Home All Groups Group Topic Archive Search About

Display Unicode characters on Winforms

Author
19 Jul 2006 12:01 AM
Bill Nguyen
I'm getting data from a mySQL database (default char set = UTF-8).
I need to display data in Unicode but got only mongolian characters like
this: Phạm Thị Ngọc

I changed the textbox font to Arial Unicode MS but still not working.

Do I need conversion of data stored in mySQL database before displaying?
Thanks

Bill

Author
19 Jul 2006 12:31 AM
Herfried K. Wagner [MVP]
"Bill Nguyen" <billn_nospam_please@jaco.com> schrieb:
> I'm getting data from a mySQL database (default char set = UTF-8).
> I need to display data in Unicode but got only mongolian characters like
> this: Ph&#7841;m Th&#7883; Ng&#7885;c
>
> I changed the textbox font to Arial Unicode MS but still not working.
>
> Do I need conversion of data stored in mySQL database before displaying?

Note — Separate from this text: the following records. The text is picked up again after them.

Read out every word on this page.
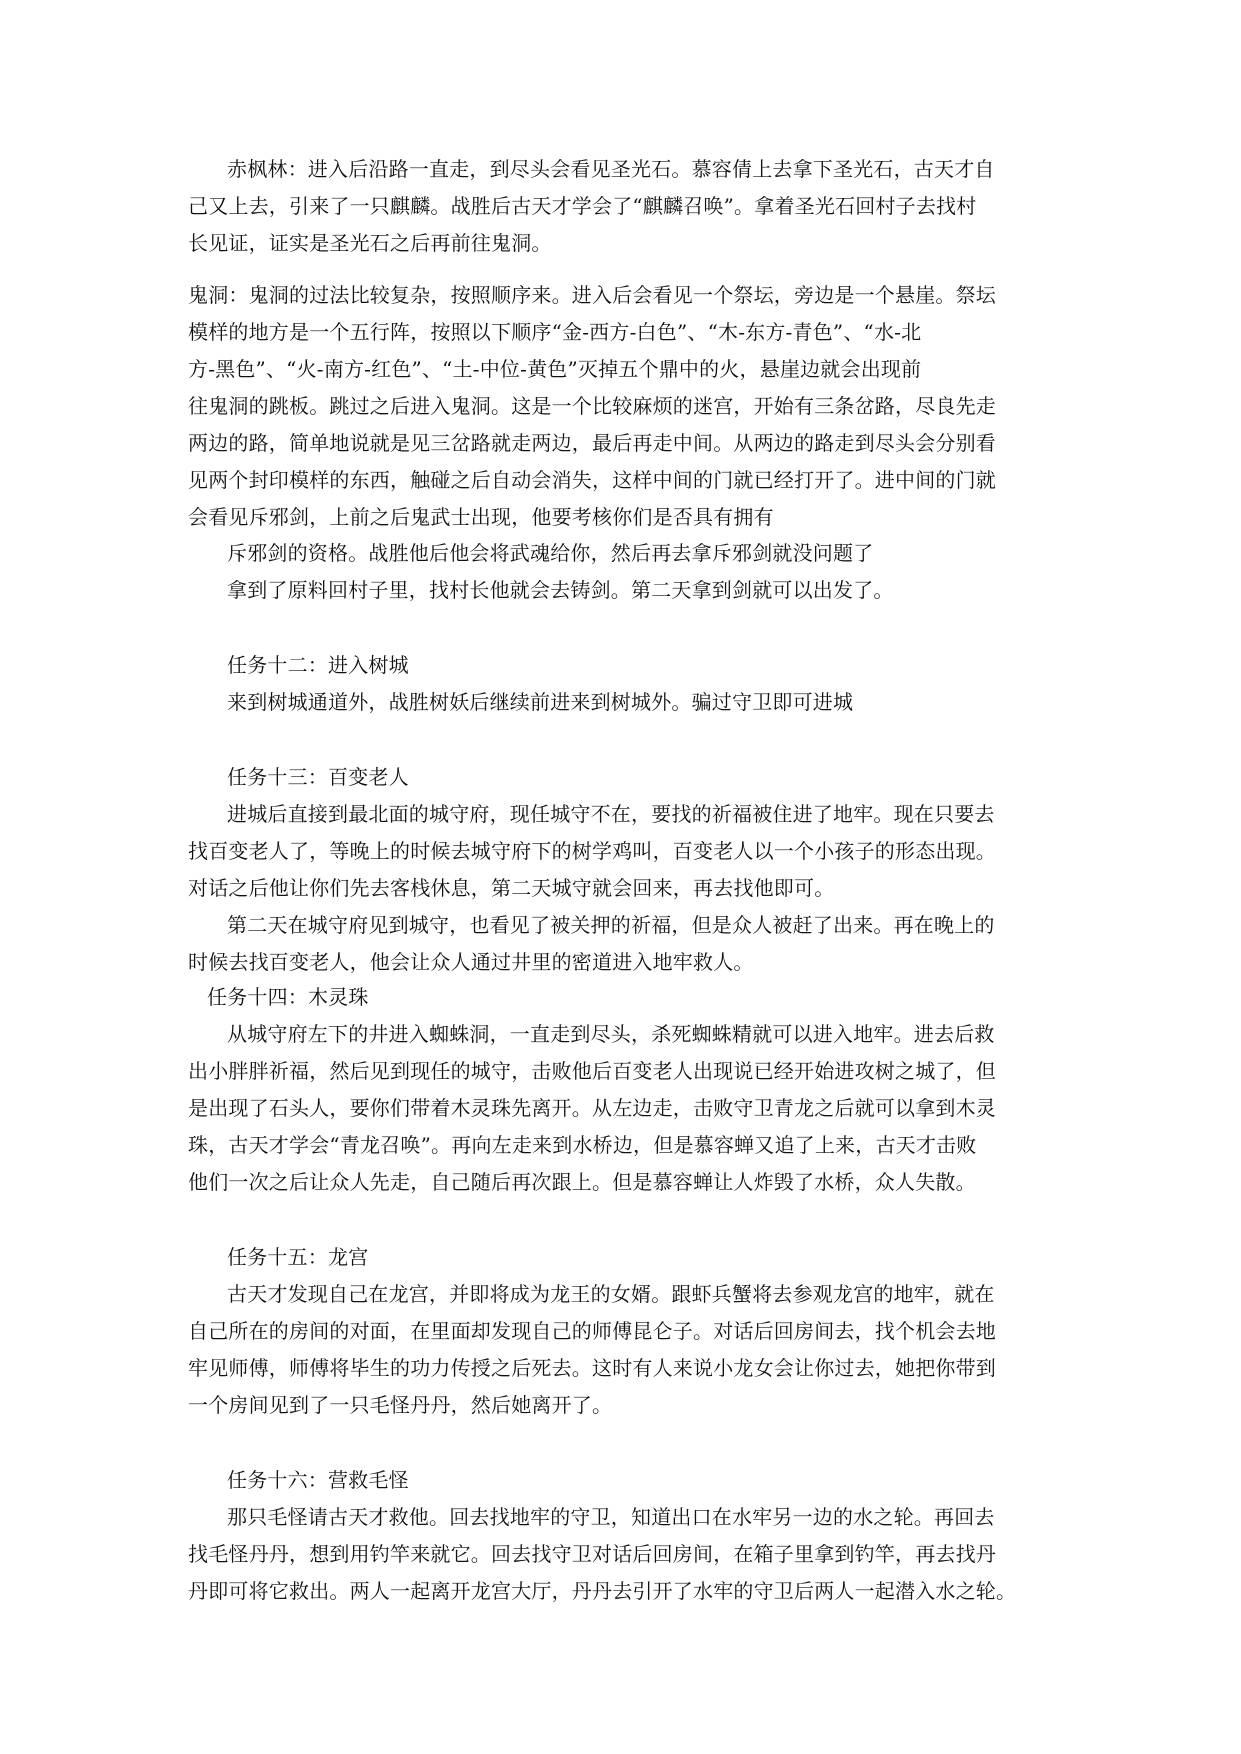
赤枫林：进入后沿路一直走，到尽头会看见圣光石。慕容倩上去拿下圣光石，古天才自
己又上去，引来了一只麒麟。战胜后古天才学会了“麒麟召唤”。拿着圣光石回村子去找村
长见证，证实是圣光石之后再前往鬼洞。
鬼洞：鬼洞的过法比较复杂，按照顺序来。进入后会看见一个祭坛，旁边是一个悬崖。祭坛
模样的地方是一个五行阵，按照以下顺序“金-西方-白色”、“木-东方-青色”、“水-北
方-黑色”、“火-南方-红色”、“土-中位-黄色”灭掉五个鼎中的火，悬崖边就会出现前
往鬼洞的跳板。跳过之后进入鬼洞。这是一个比较麻烦的迷宫，开始有三条岔路，尽良先走
两边的路，简单地说就是见三岔路就走两边，最后再走中间。从两边的路走到尽头会分别看
见两个封印模样的东西，触碰之后自动会消失，这样中间的门就已经打开了。进中间的门就
会看见斥邪剑，上前之后鬼武士出现，他要考核你们是否具有拥有
斥邪剑的资格。战胜他后他会将武魂给你，然后再去拿斥邪剑就没问题了
拿到了原料回村子里，找村长他就会去铸剑。第二天拿到剑就可以出发了。
任务十二：进入树城
来到树城通道外，战胜树妖后继续前进来到树城外。骗过守卫即可进城
任务十三：百变老人
进城后直接到最北面的城守府，现任城守不在，要找的祈福被住进了地牢。现在只要去
找百变老人了，等晚上的时候去城守府下的树学鸡叫，百变老人以一个小孩子的形态出现。
对话之后他让你们先去客栈休息，第二天城守就会回来，再去找他即可。
第二天在城守府见到城守，也看见了被关押的祈福，但是众人被赶了出来。再在晚上的
时候去找百变老人，他会让众人通过井里的密道进入地牢救人。
任务十四：木灵珠
从城守府左下的井进入蜘蛛洞，一直走到尽头，杀死蜘蛛精就可以进入地牢。进去后救
出小胖胖祈福，然后见到现任的城守，击败他后百变老人出现说已经开始进攻树之城了，但
是出现了石头人，要你们带着木灵珠先离开。从左边走，击败守卫青龙之后就可以拿到木灵
珠，古天才学会“青龙召唤”。再向左走来到水桥边，但是慕容蝉又追了上来，古天才击败
他们一次之后让众人先走，自己随后再次跟上。但是慕容蝉让人炸毁了水桥，众人失散。
任务十五：龙宫
古天才发现自己在龙宫，并即将成为龙王的女婿。跟虾兵蟹将去参观龙宫的地牢，就在
自己所在的房间的对面，在里面却发现自己的师傅昆仑子。对话后回房间去，找个机会去地
牢见师傅，师傅将毕生的功力传授之后死去。这时有人来说小龙女会让你过去，她把你带到
一个房间见到了一只毛怪丹丹，然后她离开了。
任务十六：营救毛怪
那只毛怪请古天才救他。回去找地牢的守卫，知道出口在水牢另一边的水之轮。再回去
找毛怪丹丹，想到用钓竿来就它。回去找守卫对话后回房间，在箱子里拿到钓竿，再去找丹
丹即可将它救出。两人一起离开龙宫大厅，丹丹去引开了水牢的守卫后两人一起潜入水之轮。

Windows Forms controls cannot directly convert the character entities like
'&#7841;' to the appropriate character.  You may want to replace the string
"&#<number>;" with the value of 'ChrW(<number>)' or simply do not encode the
characters in the database using that way.

--
M S   Herfried K. Wagner
M V P  <URL:http://dotnet.mvps.org/>
V B   <URL:http://classicvb.org/petition/>
Author
19 Jul 2006 5:05 AM
Bill nguyen
Herfried;
I did not encode data. It must be part of the ISP procedure.
The text are displayed correctly with browsers, both IE and Firefox.
It's gonna be a big task trying the convert those <number> with ChrW because
they are mixing with characters all over.

Bill



Show quoteHide quote
"Herfried K. Wagner [MVP]" <hirf-spam-me-here@gmx.at> wrote in message
news:edfgjqsqGHA.2440@TK2MSFTNGP03.phx.gbl...
> "Bill Nguyen" <billn_nospam_please@jaco.com> schrieb:
>> I'm getting data from a mySQL database (default char set = UTF-8).
>> I need to display data in Unicode but got only mongolian characters like
>> this: Ph&#7841;m Th&#7883; Ng&#7885;c
>>
>> I changed the textbox font to Arial Unicode MS but still not working.
>>
>> Do I need conversion of data stored in mySQL database before displaying?
>
> Windows Forms controls cannot directly convert the character entities like
> '&#7841;' to the appropriate character.  You may want to replace the
> string "&#<number>;" with the value of 'ChrW(<number>)' or simply do not
> encode the characters in the database using that way.
>
> --
> M S   Herfried K. Wagner
> M V P  <URL:http://dotnet.mvps.org/>
> V B   <URL:http://classicvb.org/petition/>
Author
19 Jul 2006 12:48 PM
Bill nguyen
Herfried;

I don't know if this will work, but I need help to try it:
here's  sample of the text string

"Nghiên C&#7913;u - Phê Bình"

I need to read each byte in the text string, then use chrW to convert it to
Unicode.

I tried chrW(ascW(textString)) but it only converts the 1st letter.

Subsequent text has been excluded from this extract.